Imagine someone in a wheelchair not being able to enter the public library, because there were no access ramps.
You would be outraged, right?
Well this scenario is comparable to what it’s like for so many people trying to access and make sense of online content.
You just don’t see them going through their pain.
In a modern, inclusive society, we have come to expect entrance ramps (or a viable alternative) enabling access to public buildings.
Now we must expect the same when it comes to public information.
Creating accessible content is equivalent to adding ramps, disability toilets and good signage to physical buildings to improve access for all.
The consequences of inaccessible content can be equally far-reaching, including loss of income, entitlements, resources, wellbeing, confidence, self-esteem, connection with society, wider impacts on health, and more.
Two personal scenarios
Just last week my family encountered two personal scenarios.
First, my dyslexic teenager couldn’t complete his online history assessment, because the assessment was set out in very wide tables and designed for print format.
It was impossible for anyone to make sense of the whole assessment without a lot of horizontal scrolling back and forth. It’s hard enough for anyone to absorb content this way, but it really disadvantages someone with a dyslexic brain under exam pressure.
Secondly, my elderly, blind father-in-law wanted to learn about stair-lifts. He wanted to assess whether a stair-lift could work with his staircase and whether he was entitled to public funding. With considerable trial and error, he found the best website, but he was not able to navigate it. After much frustration, he rang us for help.
On the surface, both these scenarios may seem insignificant. But for my son and father-in-law this kind of user experience is common and compounding. These experiences both disempower and disenfranchise on a daily basis.
I doubt the people who published these web pages intended any negative consequences. It was predictable that their respective target audiences — kids and elderly people — would have high accessibility needs. Had the authors known how to, they would have undoubtedly fixed the accessibility problems.
Inaccessible content discriminates and infringes basic human rights
The bottom line is inaccessible content is discriminatory.
If you write content as part of your office job, for instance, you may be unaware and quite shocked to learn that your content can very easily cause discrimination.
You may not appreciate how the quality and presentation of your content can directly impact the wellbeing, performance and rights of others.
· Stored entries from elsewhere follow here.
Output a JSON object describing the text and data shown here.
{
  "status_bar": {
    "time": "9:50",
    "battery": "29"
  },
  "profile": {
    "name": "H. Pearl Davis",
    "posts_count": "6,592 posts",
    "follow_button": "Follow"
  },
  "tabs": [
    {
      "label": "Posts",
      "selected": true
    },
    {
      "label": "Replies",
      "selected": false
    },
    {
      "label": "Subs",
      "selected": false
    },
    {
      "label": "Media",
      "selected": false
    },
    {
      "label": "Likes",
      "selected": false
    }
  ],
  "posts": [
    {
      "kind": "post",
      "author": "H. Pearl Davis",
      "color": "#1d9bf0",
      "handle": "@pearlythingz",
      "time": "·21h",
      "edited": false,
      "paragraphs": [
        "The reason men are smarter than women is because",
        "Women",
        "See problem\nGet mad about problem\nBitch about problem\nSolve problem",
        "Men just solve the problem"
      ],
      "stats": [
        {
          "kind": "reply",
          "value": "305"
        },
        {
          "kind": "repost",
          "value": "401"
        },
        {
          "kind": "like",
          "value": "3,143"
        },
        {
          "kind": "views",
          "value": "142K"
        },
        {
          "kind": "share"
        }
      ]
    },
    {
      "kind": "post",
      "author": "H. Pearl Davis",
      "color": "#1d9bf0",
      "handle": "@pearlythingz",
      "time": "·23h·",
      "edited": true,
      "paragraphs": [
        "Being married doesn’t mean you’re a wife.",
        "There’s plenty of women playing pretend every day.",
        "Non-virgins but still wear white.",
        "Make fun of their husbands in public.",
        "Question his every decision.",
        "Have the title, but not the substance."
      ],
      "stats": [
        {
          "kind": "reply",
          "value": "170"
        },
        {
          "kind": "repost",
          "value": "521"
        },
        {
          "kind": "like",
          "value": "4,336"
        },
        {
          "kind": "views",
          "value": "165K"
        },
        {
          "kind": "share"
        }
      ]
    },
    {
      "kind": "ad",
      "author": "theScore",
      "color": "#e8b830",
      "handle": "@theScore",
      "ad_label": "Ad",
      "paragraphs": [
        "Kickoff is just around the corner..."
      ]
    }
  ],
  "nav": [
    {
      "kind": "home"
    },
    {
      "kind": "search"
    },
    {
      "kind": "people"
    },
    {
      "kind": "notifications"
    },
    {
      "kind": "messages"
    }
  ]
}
Inaccessible content breaches the intent of human rights legislation, which promotes equitable access for all peoples, regardless of age, ability, gender, employment status, race, national origin, gender identity, belief.
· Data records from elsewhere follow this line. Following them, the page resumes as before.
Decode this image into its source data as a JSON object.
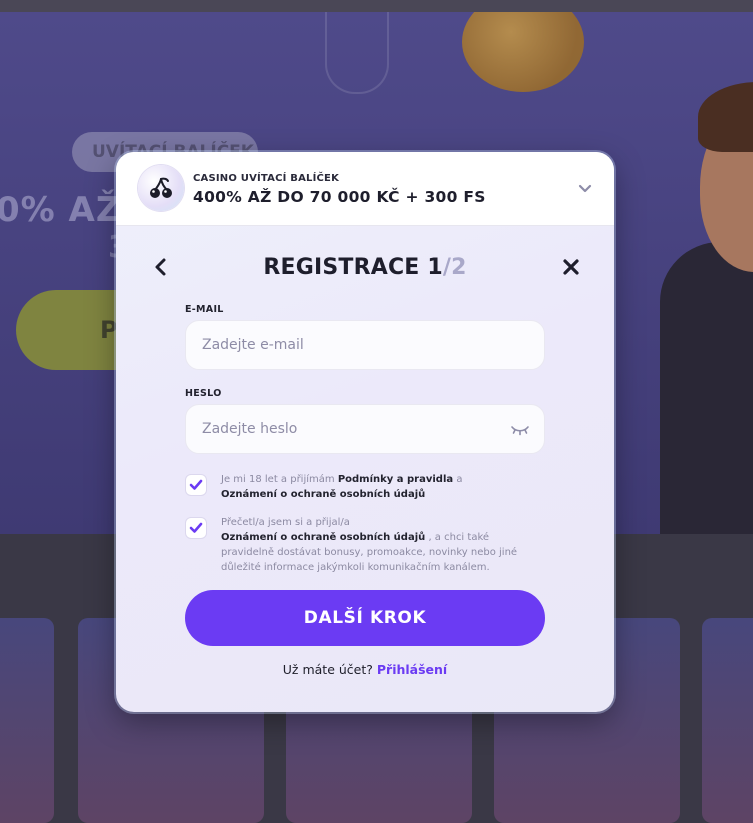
{
  "background": {
    "badge": "UVÍTACÍ BALÍČEK",
    "headline": "0% AŽ",
    "headline_2": "3",
    "cta_fragment": "P"
  },
  "bonus": {
    "kicker": "CASINO UVÍTACÍ BALÍČEK",
    "title": "400% AŽ DO 70 000 KČ + 300 FS",
    "icon": "cherry-icon",
    "toggle_icon": "chevron-down-icon"
  },
  "registration": {
    "title": "REGISTRACE",
    "step_current": "1",
    "step_total": "/2",
    "back_icon": "chevron-left-icon",
    "close_icon": "close-icon"
  },
  "email": {
    "label": "E-MAIL",
    "placeholder": "Zadejte e-mail",
    "value": ""
  },
  "password": {
    "label": "HESLO",
    "placeholder": "Zadejte heslo",
    "value": "",
    "toggle_icon": "eye-closed-icon"
  },
  "consents": [
    {
      "checked": true,
      "text_before": "Je mi 18 let a přijímám",
      "link_1": "Podmínky a pravidla",
      "text_mid": "a",
      "link_2": "Oznámení o ochraně osobních údajů"
    },
    {
      "checked": true,
      "text_before": "Přečetl/a jsem si a přijal/a",
      "link_1": "Oznámení o ochraně osobních údajů",
      "text_after": ", a chci také pravidelně dostávat bonusy, promoakce, novinky nebo jiné důležité informace jakýmkoli komunikačním kanálem."
    }
  ],
  "submit": {
    "label": "DALŠÍ KROK"
  },
  "login": {
    "prompt": "Už máte účet?",
    "link": "Přihlášení"
  },
  "colors": {
    "accent": "#6b3bf3",
    "heading": "#1e1e2c",
    "muted_step": "#a9a8c9"
  }
}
How to make information accessible to all people, irrespective of age, ability, location, language and resources, is also the purpose of international accessibility standards or the Web Content Accessibility Guidelines (WCAG).
The Web Content Accessibility Guidelines (WCAG), adopted by many nations in principle, aim to protect the fundamental human right to access information when you need it, especially information intended to help all citizens and consumers go about public life.
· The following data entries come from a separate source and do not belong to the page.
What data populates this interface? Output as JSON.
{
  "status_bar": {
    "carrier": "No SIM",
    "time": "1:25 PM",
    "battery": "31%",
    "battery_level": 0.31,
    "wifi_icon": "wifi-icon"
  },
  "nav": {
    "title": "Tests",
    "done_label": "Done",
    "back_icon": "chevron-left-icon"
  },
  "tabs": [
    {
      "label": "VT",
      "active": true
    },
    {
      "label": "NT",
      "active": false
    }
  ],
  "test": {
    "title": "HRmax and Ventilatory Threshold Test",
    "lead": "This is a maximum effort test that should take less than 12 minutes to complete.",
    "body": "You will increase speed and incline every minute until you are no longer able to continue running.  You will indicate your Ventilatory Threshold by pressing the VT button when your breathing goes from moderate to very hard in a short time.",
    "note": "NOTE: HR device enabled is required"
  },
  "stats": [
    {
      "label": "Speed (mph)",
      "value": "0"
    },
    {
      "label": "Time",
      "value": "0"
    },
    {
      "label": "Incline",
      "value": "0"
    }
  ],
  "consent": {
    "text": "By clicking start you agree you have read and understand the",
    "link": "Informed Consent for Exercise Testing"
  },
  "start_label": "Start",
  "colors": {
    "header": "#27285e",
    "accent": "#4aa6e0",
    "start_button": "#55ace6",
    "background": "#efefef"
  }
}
With a little know-how, writers and content publishers, like you, can help create a fairer, more inclusive society.
Barriers to accessing content are everywhere
Disability statistics sit around 20-25% of the population, depending on where you are in the world. That puts the figure at close to 2 billion people. So, we’re not talking about a small section of society!
These statistics don’t really tell the full story.
Barriers to information have much wider causes than disability. Other barriers, for example, include age, language, resources and location.
There are all sorts of accessibility criteria to consider when producing content for the public domain. Most people give these criteria little thought before hitting publish or send.
Additionally, you cannot assume online distribution alone will be sufficient to reach everyone who needs your content.
Ask yourself does your content cater for, and can it be accessed and understood by people:
- with limited resources i.e. no printer, no expensive colour ink, no internet, no home computer, no personal transport
- with limited or poor eyesight or hearing or limited mobility
- on devices with small screens
- in remote locations with slow internet
- who speak English as a second language
- in a society with more than one official language
- on a variety of browsers and search engines
- without additional software or apps
- with learning differences or colour-blindness?
Understanding your audience is key. But if your audience is the general public, then as a writer or content creator, you will need to cater for very diverse needs and circumstances.
Professional writers have a duty to learn about content accessibility
Learning how to apply accessibility principles is an important skill in the modern writers' toolkit.
Accessibility affects the words you choose, and the design and layout of your content.
In 5-10 hours, you can learn these essential skills that make a big difference to your information serving and empowering people. It can change lives.
Much like modern architects, professional content writers and creators with a public audience have a duty to achieve accessibility. Do you agree?